Rome, Dubinett and Sharma plan to test the vault delivery method in human studies within the next three years and hope the promising results found in the preclinical animal tumor models will be replicated. If such a study is approved, it would be the first time a vault nanoparticle is used in humans for a cancer immunotherapy.
The vault nanoparticle would require only a single injection into the tumor because of the slow-release design, and it eventually could be designed to be patient specific by adding the individual’s tumor antigens into the vault, Dubinett said. The vaults may also be targeted by adding antibodies to their surface that recognize receptors on the tumor. The injection could then be delivered into the blood stream and the vault would navigate to the tumor, a less invasive process that would be easier on the patients. The vault could also seek out and target tumors and metastases too small to be detected with imaging.

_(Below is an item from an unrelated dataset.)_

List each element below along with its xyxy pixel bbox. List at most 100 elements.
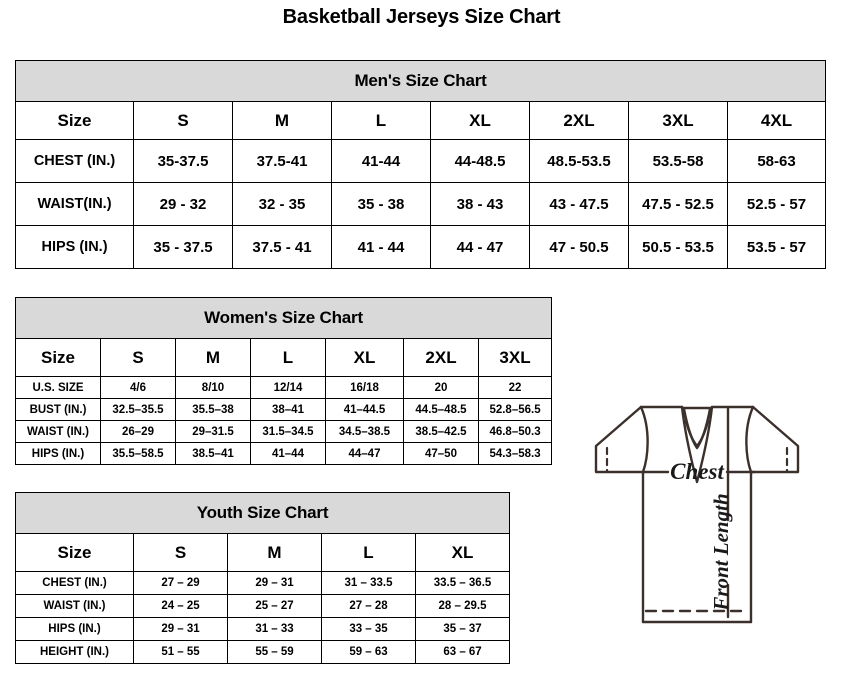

Rome cautioned that the vault work is at a much earlier stage than Dubinett’s dendritic cell research, but he is encouraged by the early results. The goal is to develop an “off-the-shelf” therapy using vaults.
“In animals, the vault nanoparticles have proven to be as effective, if not more effective, than the dendritic cell approach,” he said. “Now we need to get the vault therapy approved by the FDA for use in humans.”
Because a vault is naturally occurring particle, it causes no harm to the body and is potentially an ideal vehicle for use in delivery of personalized therapies, Rome said.
The study was funded by a University of California Discovery Grant, a Jonsson Cancer Center fellowship grant, the National Institutes of Health, the UCLA Lung Cancer Program, the Department of Veterans Affairs Medical Research Funds and the University of California’s Tobacco-related Disease Program Award.